Une volonté de s’ouvrir ou de s’imposer ?
Estimée à quelques 1000 milliards de dollars d’investissements, la nouvelle route de la soie est un projet pharaonique de près de 10000 kilomètres de chantiers à travers l’Europe et l’Asie centrale et du Nord par la voie terrestre, et aussi en Afrique et au Proche et Moyen-Orient par la voie maritime. À travers ce projet commencé en 2013, la Chine vise à rendre justice à son nom : « l’Empire du Milieu ». Au cours des premier et deuxième siècles avant notre ère, la route de la soie était une chaîne de routes commerciales reliant l’Asie à l’Europe. Elle tire son nom d’une des ressources les plus précieuses et recherchées de l’époque. Tout comme l’ancienne, cette nouvelle route est d’abord animée par un intérêt économique mais aussi par une volonté de favoriser les échanges culturels, artisanaux et scientifiques ; ainsi, la Chine ne manque pas l’opportunité d’étendre sa mainmise et son influence.
Même si ce projet se polarise d’abord autour des intérêts de la Chine, il représente aussi une occasion pour les pays d’Asie centrale de se retrouver sur la carte mondiale. En effet, des pays comme l’Ouzbékistan et le Tadjikistan, longtemps restés en marge de la mondialisation, peuvent profiter d’une ouverture économique et touristique importante. L’Asie centrale est en effet riche d’une histoire, d’une culture et d’une géographie marquées par de nombreux empires comme les Xiongnu, les Mongols ou l’Union Soviétique. On peut citer l’exemple de Boukhara en Ouzbékistan, ville-musée comptant non loin de 140 monuments architecturaux.

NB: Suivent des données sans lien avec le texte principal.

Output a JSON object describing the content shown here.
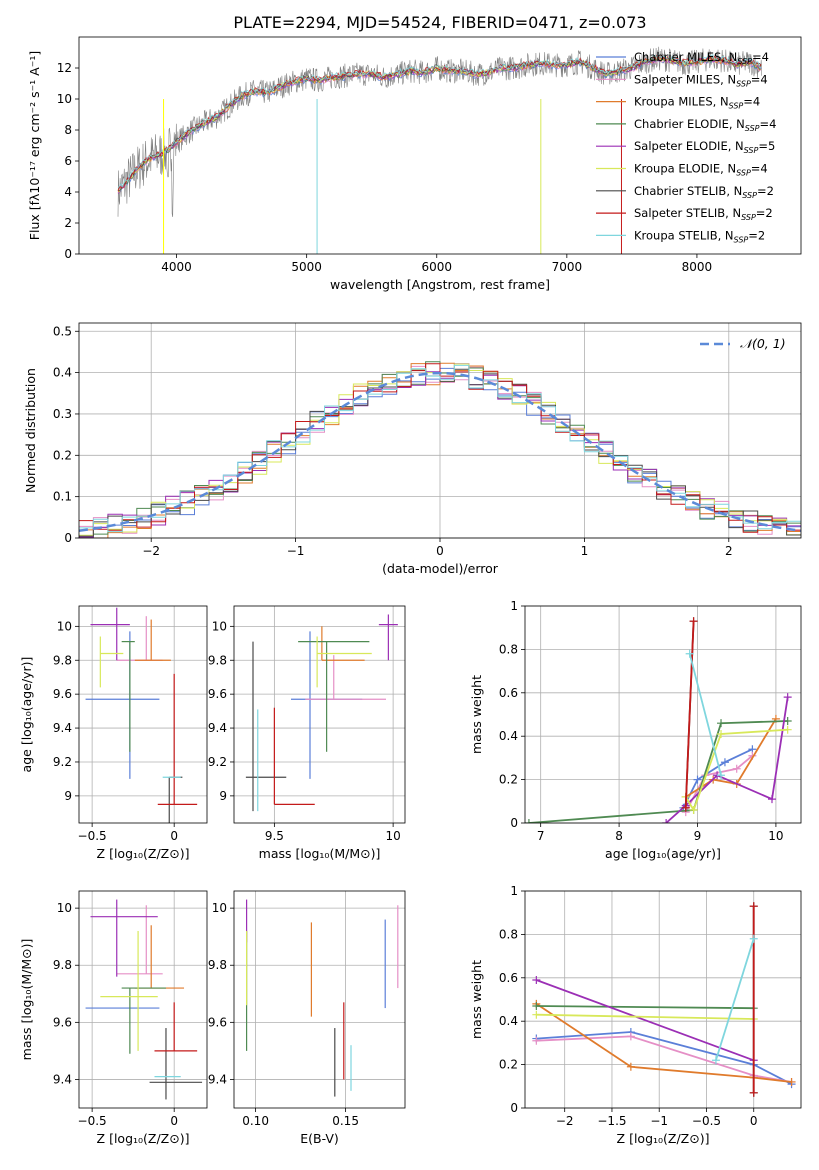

Cependant, il faut noter que la Chine a signé des accords économiques et diplomatiques avec des pays politiquement et économiquement instables, et d’autres ne respectant pas les droits de l’Homme, comme l’Arabie Saoudite et la Biélorussie.
De plus, la Chine est moins regardante que d’autres pays – notamment de l’UE – concernant les capacités de remboursement des pays auxquels elle prête des milliards pour construire les aménagements de cette nouvelle route (les routes, les ports…). Ainsi, 8 pays sont considérés comme incapables de rembourser la Chine. Le Sri Lanka, par exemple, s’est fait financer la construction d’un port et a dû le céder à la Chine pour un bail de 99 ans ; la même situation s’est reproduite ailleurs comme pour le port Gwadar au Pakistan.
Plus de 60 pays ont déjà agréé à ce projet audacieux et Pékin prévoit d’investir dans 68 pays représentant 65% de la population mondiale. La nouvelle route de la soie pourrait ainsi renforcer le statut de la Chine comme superpuissance mondiale. La mondialisation atteindrait un stade sans précédent, et des pays d’Afrique, d’Europe et d’Asie pourraient être sous l’emprise d’une forme de néocolonialisme avec le debt trap chinois.